Supreme Court Rules on Business Method Patents - Sort Of

August 5, 2010 - One of the more interesting developments in the world of patents has been the emergence of a class of patents known as business method patents. these patents do not describe a mechanism of a machine or a process of manufacturing, they describe a series of steps used in conducting business. The most infamous of these patents is the patent held by for "1-click" buying which essentially patents the use of a shopping cart for buying things from a website. Amazon sued Barnes and Noble with this patent and licensed it to Apple. The incredibly broad patent was narrowed somewhat last March in response to a re-examination by the USPTO - much to the disappointment of the many technologists who despise patents in general and business method/software patents in particular. People who oppose business method patents had hoped that Amazon's patent would be rejected upon re-examination. When that didn't happen they hung their hopes on the case of Bilsky v Kappos which was about to appear before the US Supreme Court.

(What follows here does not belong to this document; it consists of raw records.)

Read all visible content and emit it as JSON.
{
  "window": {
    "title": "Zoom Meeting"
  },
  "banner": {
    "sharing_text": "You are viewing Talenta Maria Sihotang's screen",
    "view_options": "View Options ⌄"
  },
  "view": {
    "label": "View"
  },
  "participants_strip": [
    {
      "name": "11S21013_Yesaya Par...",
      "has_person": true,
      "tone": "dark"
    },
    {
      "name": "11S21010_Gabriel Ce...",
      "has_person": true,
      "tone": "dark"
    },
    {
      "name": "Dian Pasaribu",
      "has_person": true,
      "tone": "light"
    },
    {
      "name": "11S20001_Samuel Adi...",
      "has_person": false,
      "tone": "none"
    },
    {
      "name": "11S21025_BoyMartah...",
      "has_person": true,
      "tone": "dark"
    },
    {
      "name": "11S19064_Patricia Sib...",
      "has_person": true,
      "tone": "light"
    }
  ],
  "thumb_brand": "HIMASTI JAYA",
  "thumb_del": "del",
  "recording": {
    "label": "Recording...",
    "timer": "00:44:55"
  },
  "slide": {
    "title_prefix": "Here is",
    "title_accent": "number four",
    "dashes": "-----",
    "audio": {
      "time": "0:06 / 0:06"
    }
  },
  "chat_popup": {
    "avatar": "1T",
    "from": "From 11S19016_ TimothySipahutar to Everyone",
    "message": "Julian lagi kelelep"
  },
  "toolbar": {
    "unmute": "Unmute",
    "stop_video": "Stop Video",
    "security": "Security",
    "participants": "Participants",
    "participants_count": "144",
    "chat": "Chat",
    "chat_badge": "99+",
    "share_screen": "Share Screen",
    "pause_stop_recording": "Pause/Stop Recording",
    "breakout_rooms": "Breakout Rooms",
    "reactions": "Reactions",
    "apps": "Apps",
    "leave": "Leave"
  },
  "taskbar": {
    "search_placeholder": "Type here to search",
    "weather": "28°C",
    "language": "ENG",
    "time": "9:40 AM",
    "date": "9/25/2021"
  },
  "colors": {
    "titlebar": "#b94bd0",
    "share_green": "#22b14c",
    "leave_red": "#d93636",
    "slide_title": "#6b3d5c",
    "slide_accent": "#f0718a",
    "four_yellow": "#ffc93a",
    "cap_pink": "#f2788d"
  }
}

Bilski sought to patent a process on “how buyers and sellers of commodities in the energy market protect, or hedge, against the risk of price change.” On June 28, 2010, the Supreme Court decided that Bilski’s invention was an abstract idea and thus not a patent-eligible process. But the anti-patent crowd had little reason top celebrate. The Bilski ruling was specific to Bilski and does not apply to business method patents more generally. In fact, lawyers have interpreted the Court's Bilski ruiling as an affirmation of business method patents.

Bilksi was just one battle. The war over business method patents will continue. In the years to come the situation should become more clear... or not. If you're thinking about patenting a business method be forwarned. It was hard and expensive and risky before Bilski. Now it's even harder, even more expensive and still risky.